In an old house in Paris
that was covered with vines
lived twelve little girls in two straight lines.
Madeline, the smallest and boldest of the bunch, falls ill and has to get her appendix removed. The other girls visit her in the hospital and see all her toys and flowers, and that night they begin to cry, “Boohoo, we want to have our appendix out, too!” The story ends, in font that shrinks as it moves down the page, with the lines:
“Good night, little girls!
Thank the lord you are well!
And now go to sleep!”
said Miss Clavel.
And she turned out the light–
and closed the door–
and that’s all there is–
there isn’t any more.
To Be a Kid
This book wasn’t published until I was in college, but it’s now one of my favorites. It’s about how being a kid is a common experience all around the world. It features photographs of kids in forty countries, such as Ecuador, the Philippines, and Benin, illustrating that “To be a kid means…”
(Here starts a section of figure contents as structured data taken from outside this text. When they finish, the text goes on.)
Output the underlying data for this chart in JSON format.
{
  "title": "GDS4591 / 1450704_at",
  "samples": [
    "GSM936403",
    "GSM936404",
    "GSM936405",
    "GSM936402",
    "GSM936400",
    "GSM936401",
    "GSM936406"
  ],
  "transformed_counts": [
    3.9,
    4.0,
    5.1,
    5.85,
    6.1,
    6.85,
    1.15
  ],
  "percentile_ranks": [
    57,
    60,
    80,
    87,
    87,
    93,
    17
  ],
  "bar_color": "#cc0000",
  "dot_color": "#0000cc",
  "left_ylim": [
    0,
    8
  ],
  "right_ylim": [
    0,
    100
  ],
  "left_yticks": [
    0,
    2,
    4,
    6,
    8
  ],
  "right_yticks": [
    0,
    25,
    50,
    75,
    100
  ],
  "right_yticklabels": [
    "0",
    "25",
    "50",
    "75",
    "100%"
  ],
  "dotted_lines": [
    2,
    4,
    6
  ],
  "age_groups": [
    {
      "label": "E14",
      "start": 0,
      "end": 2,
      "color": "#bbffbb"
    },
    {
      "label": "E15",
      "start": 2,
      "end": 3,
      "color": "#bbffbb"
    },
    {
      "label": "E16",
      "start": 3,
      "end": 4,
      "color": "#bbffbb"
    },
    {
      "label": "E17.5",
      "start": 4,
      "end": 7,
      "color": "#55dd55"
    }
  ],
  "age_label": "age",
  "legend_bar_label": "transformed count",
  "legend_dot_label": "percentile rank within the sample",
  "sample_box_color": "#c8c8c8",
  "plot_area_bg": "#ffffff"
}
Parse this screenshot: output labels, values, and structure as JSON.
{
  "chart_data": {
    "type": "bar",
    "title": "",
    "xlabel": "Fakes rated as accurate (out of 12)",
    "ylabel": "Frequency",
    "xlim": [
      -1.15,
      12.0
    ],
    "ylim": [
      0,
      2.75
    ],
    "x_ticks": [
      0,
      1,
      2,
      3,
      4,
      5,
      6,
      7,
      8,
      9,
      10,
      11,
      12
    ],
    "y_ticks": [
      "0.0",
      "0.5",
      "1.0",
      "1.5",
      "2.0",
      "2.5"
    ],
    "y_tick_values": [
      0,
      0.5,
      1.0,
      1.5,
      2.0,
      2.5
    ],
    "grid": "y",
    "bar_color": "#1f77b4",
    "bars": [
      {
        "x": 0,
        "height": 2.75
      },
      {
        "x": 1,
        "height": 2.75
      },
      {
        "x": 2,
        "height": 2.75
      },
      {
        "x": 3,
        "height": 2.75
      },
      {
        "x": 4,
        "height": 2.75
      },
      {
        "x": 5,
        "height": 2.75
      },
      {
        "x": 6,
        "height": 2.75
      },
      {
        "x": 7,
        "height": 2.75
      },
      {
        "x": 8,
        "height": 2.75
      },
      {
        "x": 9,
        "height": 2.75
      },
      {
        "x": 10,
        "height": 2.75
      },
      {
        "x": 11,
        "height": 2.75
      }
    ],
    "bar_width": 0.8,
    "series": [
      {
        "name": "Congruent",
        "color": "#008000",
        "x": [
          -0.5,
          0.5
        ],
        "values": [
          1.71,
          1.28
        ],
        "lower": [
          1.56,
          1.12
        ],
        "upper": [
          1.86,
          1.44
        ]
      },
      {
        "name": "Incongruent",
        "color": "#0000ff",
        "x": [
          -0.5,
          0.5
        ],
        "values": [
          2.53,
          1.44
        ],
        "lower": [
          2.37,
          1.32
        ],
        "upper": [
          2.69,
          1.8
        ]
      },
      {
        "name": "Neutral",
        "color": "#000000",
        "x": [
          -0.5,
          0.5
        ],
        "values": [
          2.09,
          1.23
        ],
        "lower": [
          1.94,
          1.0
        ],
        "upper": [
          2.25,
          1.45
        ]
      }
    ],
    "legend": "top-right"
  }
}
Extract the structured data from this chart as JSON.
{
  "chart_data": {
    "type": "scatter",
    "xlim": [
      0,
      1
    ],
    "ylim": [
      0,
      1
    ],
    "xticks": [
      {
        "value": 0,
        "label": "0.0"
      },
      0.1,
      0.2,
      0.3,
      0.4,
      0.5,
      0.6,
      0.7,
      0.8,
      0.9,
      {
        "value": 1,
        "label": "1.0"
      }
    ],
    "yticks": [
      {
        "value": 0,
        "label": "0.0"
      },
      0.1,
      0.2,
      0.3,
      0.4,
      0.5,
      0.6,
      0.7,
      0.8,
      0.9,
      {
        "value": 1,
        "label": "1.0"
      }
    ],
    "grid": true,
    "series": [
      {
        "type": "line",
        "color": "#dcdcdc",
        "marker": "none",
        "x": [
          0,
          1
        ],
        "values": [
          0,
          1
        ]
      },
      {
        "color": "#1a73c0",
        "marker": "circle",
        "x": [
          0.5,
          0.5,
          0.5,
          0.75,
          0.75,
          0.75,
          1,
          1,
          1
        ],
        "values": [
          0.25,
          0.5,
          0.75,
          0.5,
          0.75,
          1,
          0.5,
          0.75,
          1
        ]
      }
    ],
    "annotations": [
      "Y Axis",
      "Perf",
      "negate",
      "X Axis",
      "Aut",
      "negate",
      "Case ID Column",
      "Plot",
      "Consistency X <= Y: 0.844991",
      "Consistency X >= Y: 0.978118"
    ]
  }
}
– being carried by those who love you, and spending time with your family
– painting beautiful pictures, sharing the joy of music
– goofing off and acting silly
– having a cool snack on a hot summer day
It reminds me that these have been the best experiences of my reschooling, and most are simple joys that are inexpensive or free.
Kids Create!: Art & Craft Experiences for 3- to 9-year-olds
I used to make things like a hula skirt out of shredded paper and masking tape just for the fun of it. I also had converted the inside of a cabinet into a two-story dollhouse and occasionally made furniture for it.
The Nuttiest Riddle Book in the World
I used to check out joke and riddle books from the library and follow my mom around all day reading from them. After indulging several questions like, “Which fruit is always complaining?” (Answer: A crab apple), she would say, “OK, one more.” Then I had to find someone else to pester. Paging through the book of horribly corny riddles reminds me that as a kid, I’d do things purely for enjoyment, not for self-improvement or obligation. Filling my head with jokes probably wasn’t going to make me any smarter or more knowledgeable, but that wasn’t my concern.
Imagine that magic can happen. Appreciate life’s simple joys that don’t cost anything. Create art. Do things for enjoyment, not self-improvement. These are the things I could do as a child, and that I am trying to learn again today.
Your Two Cents: What are your library memories, and the books you loved as a child?